There have been many concrete results as well. For the Yucuaiquinenses, these results took the form of a Sister City agreement signed between Yucuaiquin and Somerville a few weeks ago. Chaskel's exhibit provided the inspiration.
Auslander's class encourages many forms of active engagement regarding the issues that have affected the Southern Sudanese. The paintings exhibited have been purchased by private donors and donated to Brandeis University. The money will be sent back to the artists at the camp in Kakuma.
A continuing dialogue
While the Slater Concourse Gallery may be missing out on the community involvement present in the original two exhibitions, this joint exhibit introduces a unique new dialogue. "What makes the Slater Concourse special right now is that you have two exhibitions on two immigrant communities speaking to each other," Chaskel said.

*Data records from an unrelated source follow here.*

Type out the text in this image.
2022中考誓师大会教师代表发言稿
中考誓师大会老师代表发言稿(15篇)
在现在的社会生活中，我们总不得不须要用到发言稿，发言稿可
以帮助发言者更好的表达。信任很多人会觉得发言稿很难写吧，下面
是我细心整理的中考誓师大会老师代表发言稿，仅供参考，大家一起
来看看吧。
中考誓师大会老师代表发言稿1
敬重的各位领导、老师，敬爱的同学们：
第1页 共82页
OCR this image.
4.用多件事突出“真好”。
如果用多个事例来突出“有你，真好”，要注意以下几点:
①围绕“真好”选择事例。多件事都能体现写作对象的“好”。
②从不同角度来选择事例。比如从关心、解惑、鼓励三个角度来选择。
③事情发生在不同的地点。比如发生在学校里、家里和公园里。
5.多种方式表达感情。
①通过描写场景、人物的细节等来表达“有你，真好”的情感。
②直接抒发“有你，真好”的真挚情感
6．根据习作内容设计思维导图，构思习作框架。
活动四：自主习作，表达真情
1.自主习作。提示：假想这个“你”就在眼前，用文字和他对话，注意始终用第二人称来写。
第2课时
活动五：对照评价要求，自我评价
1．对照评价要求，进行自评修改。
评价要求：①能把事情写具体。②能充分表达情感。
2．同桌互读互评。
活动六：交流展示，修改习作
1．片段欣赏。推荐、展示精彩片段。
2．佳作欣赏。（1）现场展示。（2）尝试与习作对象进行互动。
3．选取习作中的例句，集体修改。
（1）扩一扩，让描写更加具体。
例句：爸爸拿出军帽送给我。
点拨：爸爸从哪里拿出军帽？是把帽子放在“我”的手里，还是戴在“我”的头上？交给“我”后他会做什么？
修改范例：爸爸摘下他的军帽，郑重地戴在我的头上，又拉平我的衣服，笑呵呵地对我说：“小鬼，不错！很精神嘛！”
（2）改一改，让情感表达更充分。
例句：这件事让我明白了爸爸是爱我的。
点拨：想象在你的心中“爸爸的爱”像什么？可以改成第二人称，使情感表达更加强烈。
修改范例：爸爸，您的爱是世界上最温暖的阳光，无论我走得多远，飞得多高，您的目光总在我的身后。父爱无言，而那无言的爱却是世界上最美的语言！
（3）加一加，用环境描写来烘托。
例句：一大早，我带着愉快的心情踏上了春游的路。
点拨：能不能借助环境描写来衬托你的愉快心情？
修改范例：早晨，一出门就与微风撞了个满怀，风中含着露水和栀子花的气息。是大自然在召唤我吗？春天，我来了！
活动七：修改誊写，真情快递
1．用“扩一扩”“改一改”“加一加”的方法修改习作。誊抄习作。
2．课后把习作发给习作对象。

Auslander agrees. "It's been really wonderful watching this collaborative relationship between Tufts and Brandeis emerge." And it isn't over yet. The anthropology departments of Tufts and Brandeis are organizing a roundtable discussion among the student curators and their partners in the Yucuaiquin and Sudanese communities.
The forum, tentatively set for Tuesday, March 27, will be open to the Tufts public. With this, the Yucuaiquinenses and the Sudanese will actually come together to speak to one another, filling in where the exhibits leave off.